Je n’ai jamais si bien travaillé. Bouchette et moi, nous sommes sages devant la même image. Au soir tombant, ma Jeunesse part, emportant un paquet de gâteaux, une gerbe de roses avec une étrange fierté d’allure. Ses beaux cheveux séchés, ondulés, massés en casque lourd, elle semble dresser sa tête de poupée parisienne dans un mouvement d’orgueil, peut-être emprunté aux déesses qu’elle a pu admirer chez moi. Elle reviendra, elle remettra le costume de la pose et elle a, en outre, essayé un joli manteau de petit gris, un amour de casque d’argent brodé de chenilles noires. Peu à peu, la coquetterie gagne du terrain. Elle lui lèche les pieds comme la marée montante du désir, ou Sirloup, le respectueux courtisan, de plus en plus l’agent de liaison. (Ce chien adore les femmes qui me plaisent.)

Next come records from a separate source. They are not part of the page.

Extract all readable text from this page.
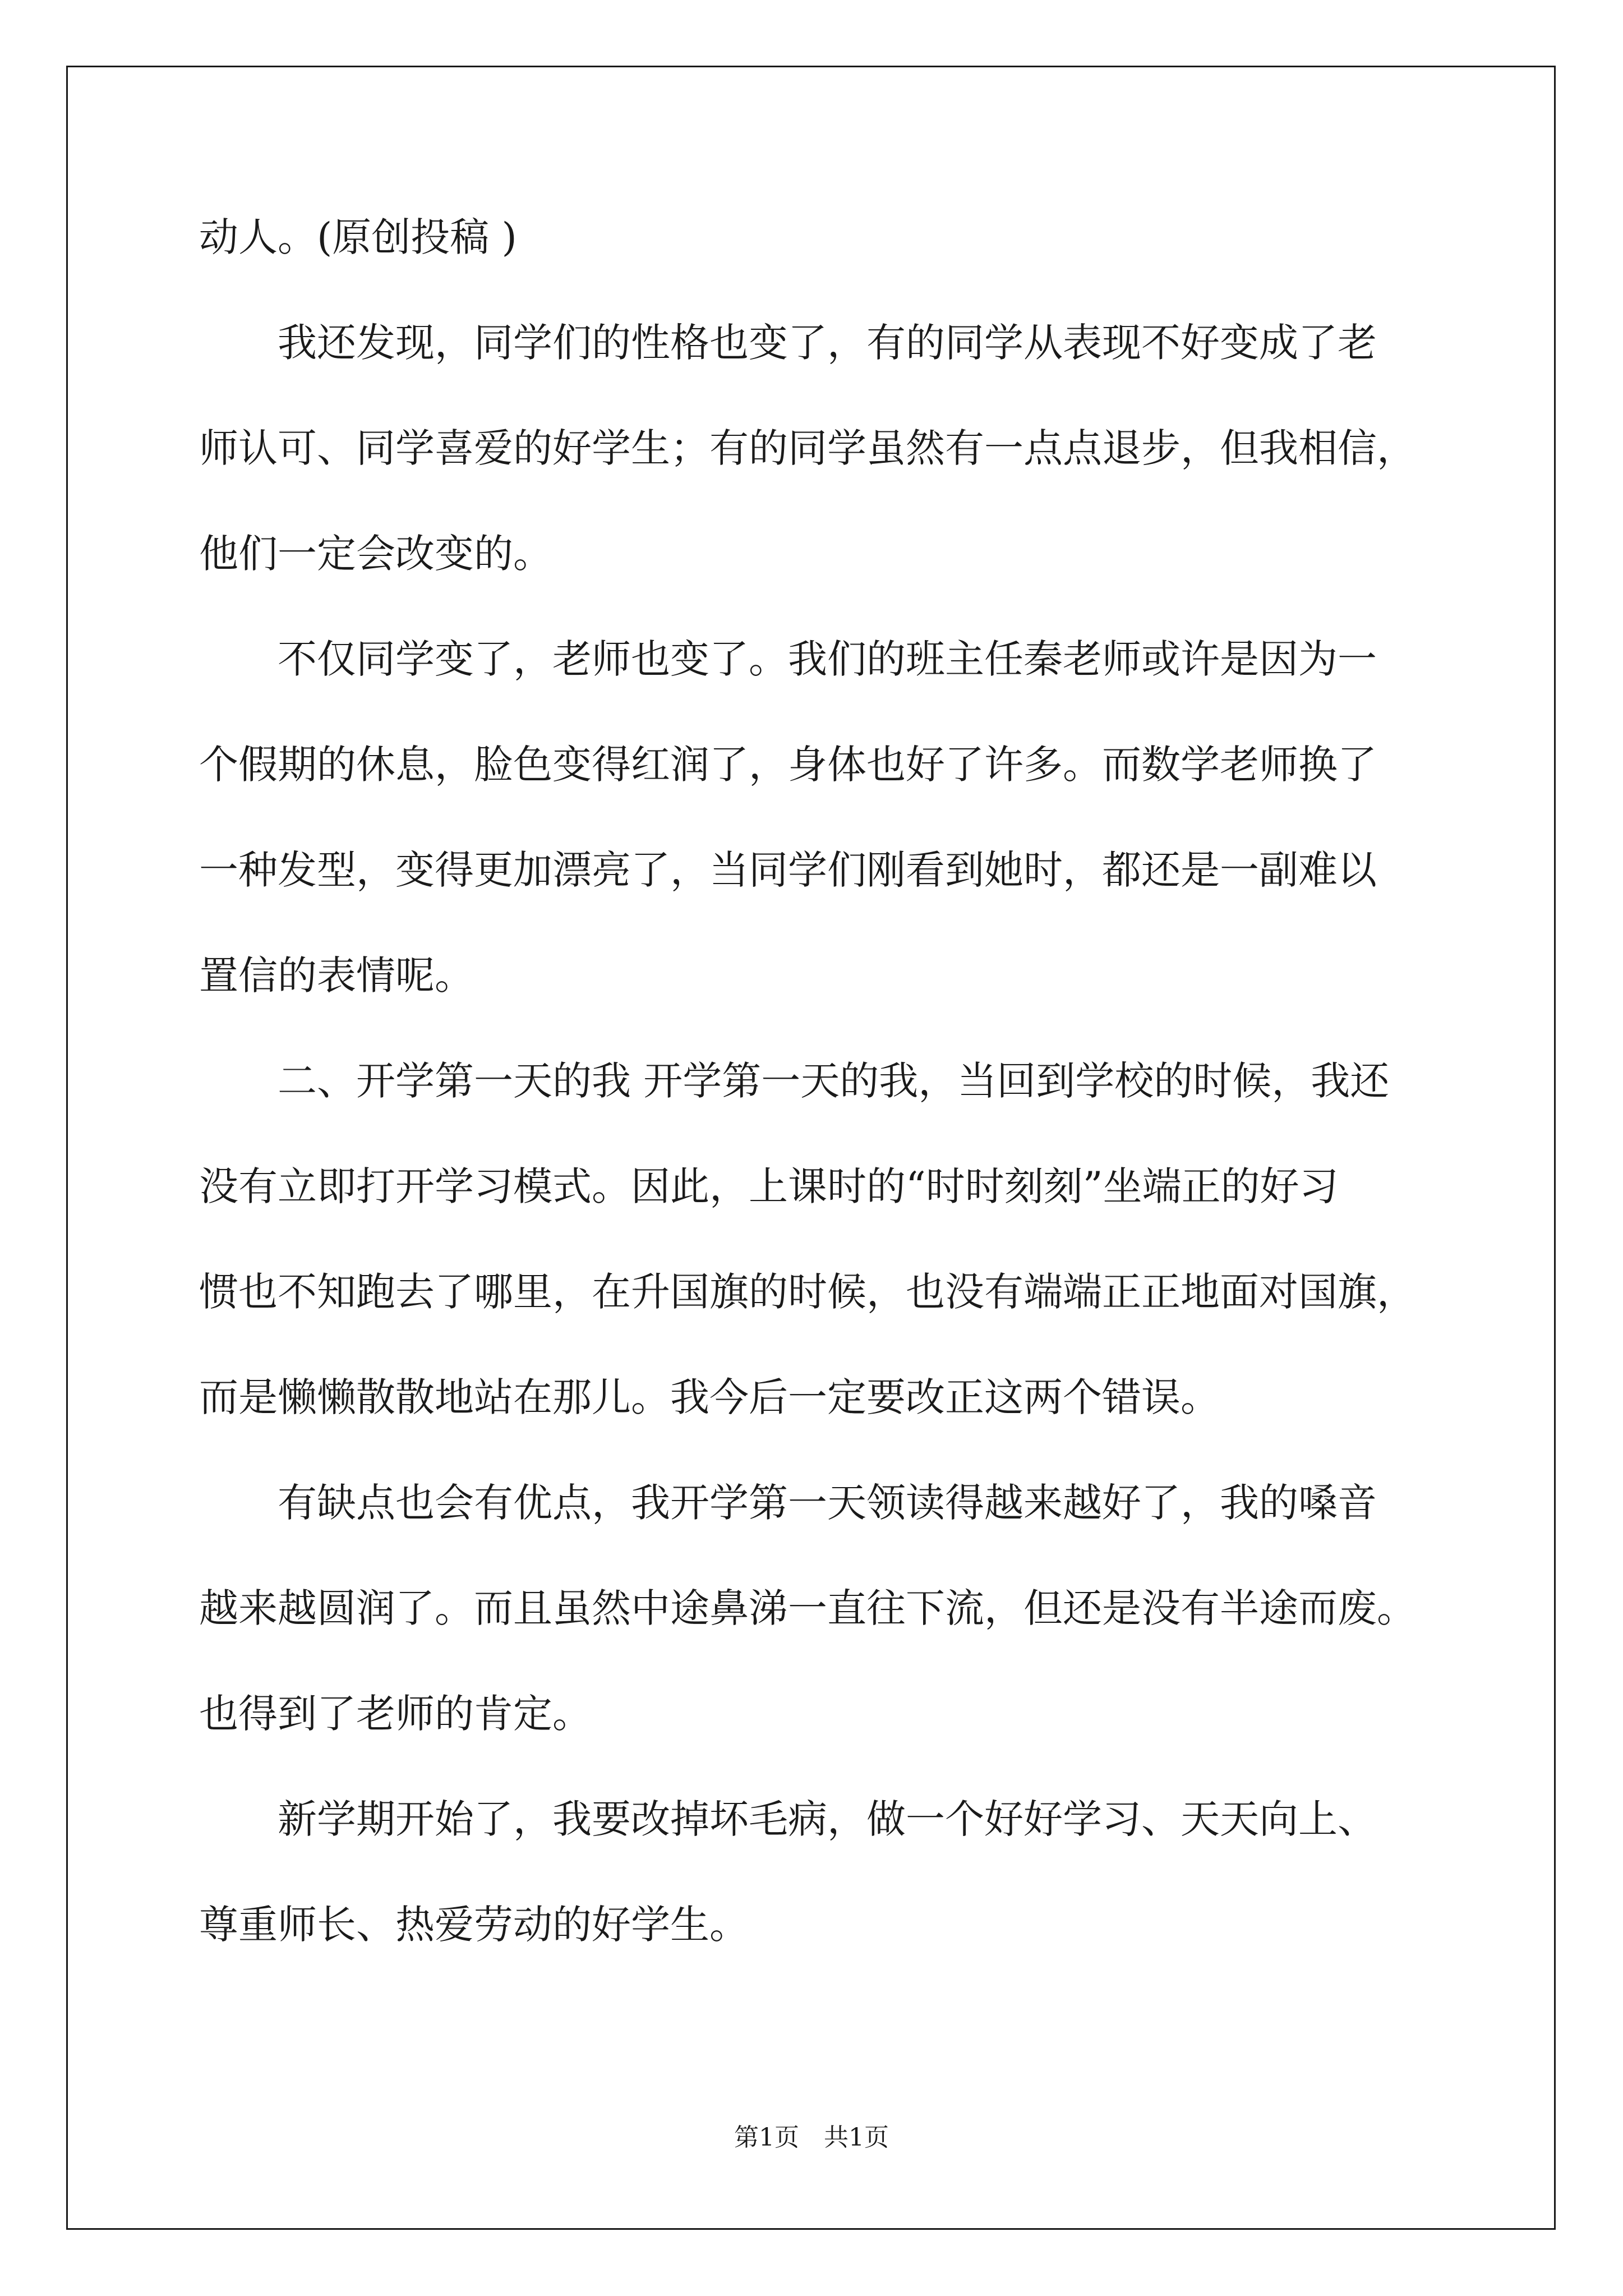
动人。(原创投稿 )
　　我还发现，同学们的性格也变了，有的同学从表现不好变成了老
师认可、同学喜爱的好学生；有的同学虽然有一点点退步，但我相信，
他们一定会改变的。
　　不仅同学变了，老师也变了。我们的班主任秦老师或许是因为一
个假期的休息，脸色变得红润了，身体也好了许多。而数学老师换了
一种发型，变得更加漂亮了，当同学们刚看到她时，都还是一副难以
置信的表情呢。
　　二、开学第一天的我 开学第一天的我，当回到学校的时候，我还
没有立即打开学习模式。因此，上课时的“时时刻刻”坐端正的好习
惯也不知跑去了哪里，在升国旗的时候，也没有端端正正地面对国旗，
而是懒懒散散地站在那儿。我今后一定要改正这两个错误。
　　有缺点也会有优点，我开学第一天领读得越来越好了，我的嗓音
越来越圆润了。而且虽然中途鼻涕一直往下流，但还是没有半途而废。
也得到了老师的肯定。
　　新学期开始了，我要改掉坏毛病，做一个好好学习、天天向上、
尊重师长、热爱劳动的好学生。
第1页　共1页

— Bouchette, supposez que vous soyez une actrice ?… Vous prenez le costume de vos rôles et vous les ôtez avant de rentrer chez vous. Par exemple, vous pouvez tou jours emporter l’heure choisie, parfum de Nerys. Voyez plutôt dans le tiroir de la coiffeuse.

— Ça, non ! Je laisse encore ça chez vous, monsieur Montarès. Mon… mari n’aurait qu’à sentir cette odeur-là. S’il ne connaît pas le nom des fioles, il sait très bien que je n’ai pas les moyens de me les offrir.

— Ma chérie, c’est de la démence de ménager ce garçon. Tôt ou tard, votre Espagnol sera… naturalisé. Aveugle de naissance, alors ? Et vous le dites jaloux ?

— Il est jaloux, oui, mais pas Français, justement. Il ne s’occupe de rien de ce qui est la vie parisienne. Il dit que nous sommes tous des dépravés ou des fous. Il ne lit pas un journal, il ne regarde pas une gravure, il est absent de tout. Depuis que je le connais, il n’a jamais mis les pieds dans un concert et, comme il ne fait plus la représentation où je travaille, il ne peut rien savoir ni de vous ni de moi.

— L’impunité, Bouchette. Profitons-en. Restez avec moi ce soir. J’ai un ami à dîner, nous ne serons pas en tête à tête et, telle Cendrillon, vous rentrerez dès minuit.

— Il faut que je me trouve chez nous pour le dîner, s’il revient à cette heure-là. Je ne dois pas découcher. Il me l’a fait jurer sur un Christ de son pays.

— Fichtre ! Vous croyez en Dieu, Bouchette ?

— Pas au sien. Il est trop laid ! Mais j’ai juré, ça suffit… Au revoir !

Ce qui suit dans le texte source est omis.